Autism Spectrum Disorder (ASD) is a neurodevelopmental condition characterized by social deficits and stereotypic behaviors. Increased numbers of inflammatory cells and their mediators have been found in peripheral blood, brain, and gastrointestinal (GI) tissues of individuals with ASD. Regulatory T cells (Tregs) play a crucial role in suppressing inflammatory processes that, if disrupted, can result in inflammation and development of a variety of immunological conditions. In this study, we sought to characterize Tregs populations using flow cytometry and gene transcriptomic approaches in children with ASD (n = 36) and typically developing (TD) children (n = 18) enrolled in the Childhood Autism Risk from Genetics and Environment (CHARGE) study. We also examined differences in the frequencies of activated Tregs in ASD groups when stratified by co-occurring GI status. The frequency of gut homing α4b7 ⁺ Tregs positive for inhibitory receptors GITR, LAP, and/or GARP were altered based on the presence of GI symptoms. Analysis of mRNA isolated from CD4 ⁺ CD25 ⁺ Tregs, showed 213 differentially expressed genes (DEGs) between the ASD and TD children.
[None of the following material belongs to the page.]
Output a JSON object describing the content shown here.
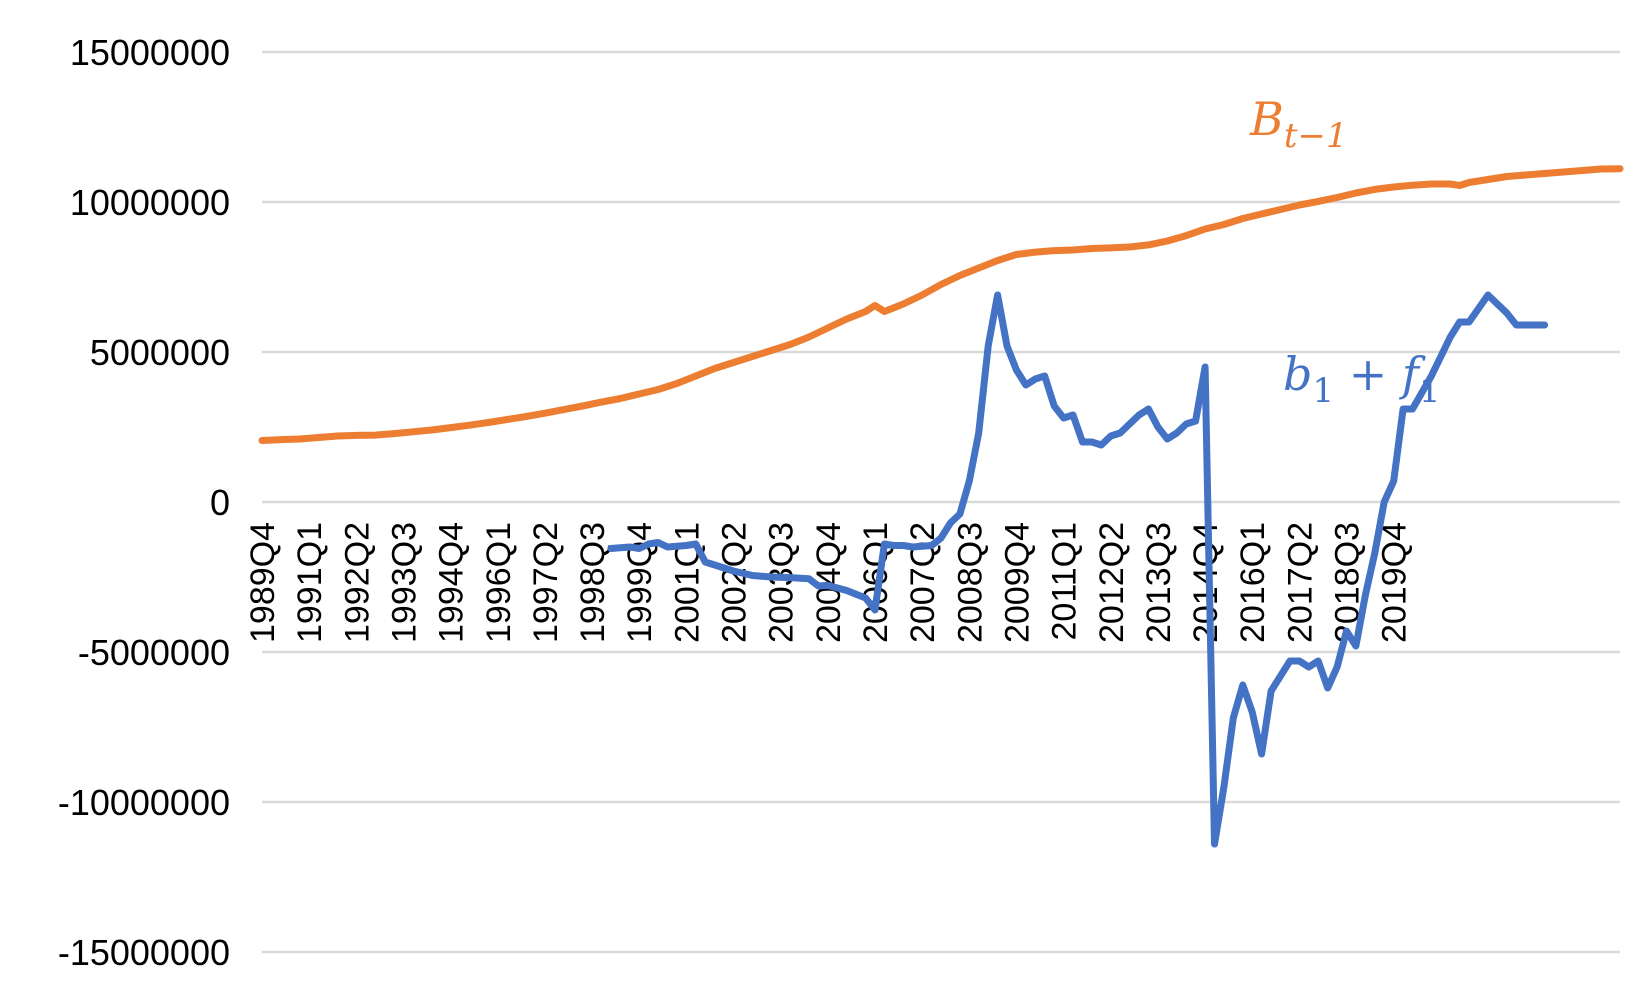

Upregulated DEGs were enriched in Gene Ontology (GO) Biological Processes involved in epigenetic regulation including 'chromatin organization', whereas Kyoto Encyclopedia of Genes and Genomes (KEGG) pathways were involved in metabolism, including 'lipid and atherosclerosis’ and 'pantothenate and CoA biosynthesis'. Upregulation of immune signaling genes (MAPK3, JAK2, and CASP3) was also noted in the ASD Tregs. Downregulated DEGs consisted of genes enriched in immune terms including the GO term 'leukocyte differentiation' and KEGG pathways ‘Parkinson disease’ and 'protein processing in endoplasmic reticulum’. Correlation analysis revealed a relationship between inappropriate speech scores and lower frequencies of Tregs in ASD children. Overall, these data support the hypothesis of altered Tregs cell biology in ASD, including their lower frequencies and altered gene expression. Furthermore, altered metabolic and immune signaling processes may contribute to changes in frequencies of Tregs in ASD based on co-morbidities, ultimately driving the immune status in ASD from a balanced to a dysregulated/inflammatory state.